【新店の研究】「イオン旭川春光ショッピングセンター」~地域との共生を目指す新スタイル②

流通

 イオン北海道(本社・札幌市白石区)の「イオン旭川春光ショッピングセンター」(旭川市春光町10番地、以下イオン旭川春光SC)は、GMS(総合スーパー)の「イオン」とSM(スーパーマーケット)の「マックスバリュ」の中間に当たる業態のSCだ。(写真は、「イオン旭川春光店」のベーカリー売り場※店内写真は、いずれもイオン北海道の許可を受けて撮影しています。)

 イオン北海道が、初めて挑戦するこのNSC(ネバーフッド型ショッピングセンター)は、4年前のイオン北海道とマックスバリュ北海道の統合によって生まれた、戦略的SCと言える。SCの規模感は大きくもなく、小さくもない。程良い広さのSCに、食品とヘルス&ビューティーケアを備えたSMと、GMSではお馴染みの専門店が集積、ワンストップショッピングの利便性を高めている。

(写真は、デリカ売り場)
(写真は、鮮魚売り場)

 大規模SCには、非日常感があるが、「イオン旭川春光SC」には、毎日買い物に行こうと思わせる日常感がある。SM部分は、「イオン旭川春光店」と名付けられた。「マックスバリュ」のサイズだが、大型店「イオン」が取り揃えているヘルス&ビューティケアの売り場を併設。進化型SMの「イオン」の冠を、昨年11月オープンの「南平岸店」(札幌市豊平区)、2024年5月オープンの「北郷店」(同市白石区)に次いで使った。

(写真は、青果売り場)

 食品売り場で特徴的なのは、ベーカリーとデリカのコーナーが、ほぼ連続的にガラス張りのオープンキッチンになっていること。内部の作業が見え、臨場感が高まる。こうしたガラス張りのオープンキッチンは、他の店舗でもあるが、この店舗のオープンキッチンは、GMSの「イオン」を思い起こさせる洗練さがある。地元食材を豊富に揃え、冷凍食品を強化し、鮮魚の対面売り場導入や鮮度の良いネタを使用した「魚屋の寿司」を設けるなど、同社の最新MD(販売政策)を横展開している。
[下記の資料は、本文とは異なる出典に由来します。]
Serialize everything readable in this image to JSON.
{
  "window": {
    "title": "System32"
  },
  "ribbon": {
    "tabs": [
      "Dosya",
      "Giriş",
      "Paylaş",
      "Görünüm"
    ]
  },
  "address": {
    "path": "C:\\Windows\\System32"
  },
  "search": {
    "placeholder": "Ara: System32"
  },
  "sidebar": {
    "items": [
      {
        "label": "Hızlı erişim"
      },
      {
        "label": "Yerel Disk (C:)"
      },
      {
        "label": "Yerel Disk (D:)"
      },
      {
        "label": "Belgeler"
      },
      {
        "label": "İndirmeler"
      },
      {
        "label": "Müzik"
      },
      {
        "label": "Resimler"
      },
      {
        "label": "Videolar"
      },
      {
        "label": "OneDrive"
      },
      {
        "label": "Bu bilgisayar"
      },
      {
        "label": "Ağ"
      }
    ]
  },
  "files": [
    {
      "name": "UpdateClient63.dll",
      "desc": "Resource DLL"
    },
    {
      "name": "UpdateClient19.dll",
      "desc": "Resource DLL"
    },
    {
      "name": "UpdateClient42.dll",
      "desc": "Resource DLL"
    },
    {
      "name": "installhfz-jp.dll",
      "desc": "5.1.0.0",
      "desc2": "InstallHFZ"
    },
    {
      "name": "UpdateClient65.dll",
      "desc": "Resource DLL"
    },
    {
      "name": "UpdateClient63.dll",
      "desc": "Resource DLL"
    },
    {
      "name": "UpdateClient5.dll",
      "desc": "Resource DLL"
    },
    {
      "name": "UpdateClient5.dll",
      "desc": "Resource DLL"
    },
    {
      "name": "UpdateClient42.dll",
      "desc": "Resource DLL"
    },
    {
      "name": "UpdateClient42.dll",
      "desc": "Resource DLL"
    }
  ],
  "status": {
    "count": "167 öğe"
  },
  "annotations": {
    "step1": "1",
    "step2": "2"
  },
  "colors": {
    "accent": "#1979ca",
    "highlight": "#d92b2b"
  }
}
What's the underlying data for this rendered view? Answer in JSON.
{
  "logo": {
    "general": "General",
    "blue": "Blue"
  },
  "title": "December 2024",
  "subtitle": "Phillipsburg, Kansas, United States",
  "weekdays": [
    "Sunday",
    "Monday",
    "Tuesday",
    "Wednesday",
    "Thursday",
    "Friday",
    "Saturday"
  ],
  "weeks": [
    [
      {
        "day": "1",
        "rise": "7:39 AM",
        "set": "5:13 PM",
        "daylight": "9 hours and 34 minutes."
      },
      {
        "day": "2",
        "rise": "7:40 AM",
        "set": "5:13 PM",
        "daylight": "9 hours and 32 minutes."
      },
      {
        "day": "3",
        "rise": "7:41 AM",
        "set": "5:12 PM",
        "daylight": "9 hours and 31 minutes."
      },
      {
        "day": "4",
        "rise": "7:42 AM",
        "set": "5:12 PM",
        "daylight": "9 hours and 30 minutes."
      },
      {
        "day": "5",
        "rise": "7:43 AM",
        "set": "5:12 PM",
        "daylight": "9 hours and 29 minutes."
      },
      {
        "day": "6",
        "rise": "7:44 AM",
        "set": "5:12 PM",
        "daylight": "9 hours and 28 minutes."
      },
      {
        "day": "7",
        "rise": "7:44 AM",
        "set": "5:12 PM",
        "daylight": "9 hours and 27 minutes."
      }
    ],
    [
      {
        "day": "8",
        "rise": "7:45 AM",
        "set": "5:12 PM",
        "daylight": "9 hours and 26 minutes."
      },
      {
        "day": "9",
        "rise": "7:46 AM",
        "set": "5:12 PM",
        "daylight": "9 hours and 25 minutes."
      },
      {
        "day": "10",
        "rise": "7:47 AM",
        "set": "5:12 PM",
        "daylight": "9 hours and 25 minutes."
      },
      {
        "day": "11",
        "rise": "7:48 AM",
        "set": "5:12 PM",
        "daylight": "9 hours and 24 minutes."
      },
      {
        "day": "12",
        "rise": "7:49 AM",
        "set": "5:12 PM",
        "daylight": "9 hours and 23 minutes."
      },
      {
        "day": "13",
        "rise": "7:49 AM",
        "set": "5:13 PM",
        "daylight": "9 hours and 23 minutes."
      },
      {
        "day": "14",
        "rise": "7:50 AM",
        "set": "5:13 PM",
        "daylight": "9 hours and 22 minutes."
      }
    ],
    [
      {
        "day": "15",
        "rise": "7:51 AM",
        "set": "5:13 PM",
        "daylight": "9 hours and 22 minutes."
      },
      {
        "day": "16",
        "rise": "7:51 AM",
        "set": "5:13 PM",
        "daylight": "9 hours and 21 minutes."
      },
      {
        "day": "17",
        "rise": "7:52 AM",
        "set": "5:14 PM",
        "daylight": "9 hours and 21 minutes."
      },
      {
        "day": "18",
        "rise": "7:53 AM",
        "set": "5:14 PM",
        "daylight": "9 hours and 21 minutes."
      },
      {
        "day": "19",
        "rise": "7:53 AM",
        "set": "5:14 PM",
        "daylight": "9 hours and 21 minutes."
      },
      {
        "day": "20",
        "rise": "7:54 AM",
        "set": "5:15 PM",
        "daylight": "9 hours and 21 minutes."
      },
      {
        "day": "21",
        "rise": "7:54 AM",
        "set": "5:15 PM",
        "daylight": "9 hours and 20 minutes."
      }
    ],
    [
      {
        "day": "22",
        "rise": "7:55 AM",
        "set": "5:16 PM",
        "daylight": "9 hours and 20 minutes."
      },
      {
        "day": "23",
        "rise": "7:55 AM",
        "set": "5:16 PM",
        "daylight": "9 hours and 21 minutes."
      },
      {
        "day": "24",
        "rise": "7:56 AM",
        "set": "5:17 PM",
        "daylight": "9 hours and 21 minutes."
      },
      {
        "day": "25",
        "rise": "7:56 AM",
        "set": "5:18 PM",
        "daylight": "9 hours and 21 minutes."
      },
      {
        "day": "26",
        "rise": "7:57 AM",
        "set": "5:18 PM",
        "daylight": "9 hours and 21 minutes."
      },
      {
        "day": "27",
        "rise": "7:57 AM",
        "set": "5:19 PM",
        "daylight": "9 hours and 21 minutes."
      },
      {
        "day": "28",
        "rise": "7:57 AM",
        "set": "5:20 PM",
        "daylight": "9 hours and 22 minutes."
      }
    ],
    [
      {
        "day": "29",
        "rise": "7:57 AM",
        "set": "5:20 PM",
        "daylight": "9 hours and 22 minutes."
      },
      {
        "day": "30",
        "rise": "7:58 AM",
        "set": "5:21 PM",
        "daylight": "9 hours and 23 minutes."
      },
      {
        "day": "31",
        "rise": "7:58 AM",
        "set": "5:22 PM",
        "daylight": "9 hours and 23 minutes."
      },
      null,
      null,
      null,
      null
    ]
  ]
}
(写真は、ヘルス&ビューティーケアの「BODY LABO」売り場)

 ヘルス&ビューティーケア売り場は、食品売り場と壁で隔て、専門店街の一画を占めるように配置した。また、フラワー&ガーテン売り場もコーナー化して、専門店の一部に組み込んだ。専門店街には、SCには、不可欠なアパレル関係の店舗はリーシングしていない。

(写真は、専門店街の中核店舗「COrSO ASAHIKAWA」)
(写真は、「珈琲所コメダ珈琲店」)

 専門店街の中核店舗は、釣り具・アウトドア・食品の「COrSO ASAHIKAWA」。アイビック(本社・札幌市東区)が展開する「COrSO SAPPORO」の2号店で、売り場面積は約340坪(約1122㎡)。アウトドアウェアなど女性向けを豊富に品揃えするなど、札幌の店舗とは違うMDを取り入れている。その他にも、「メガネのプリンス」や「珈琲所コメダ珈琲店」、「ABC-MART」、「Can★Do」などATMを含めて21店舗が入っている。大規模SCは、広域商圏をカバーするが、NSCは、足元の小商圏に対応した日常使いを企図した商業施設。イオン北海道初のNSCの可能性を検証するパイロット施設の役割も加味しながら、「イオン旭川春光SC」は、スタートを切った。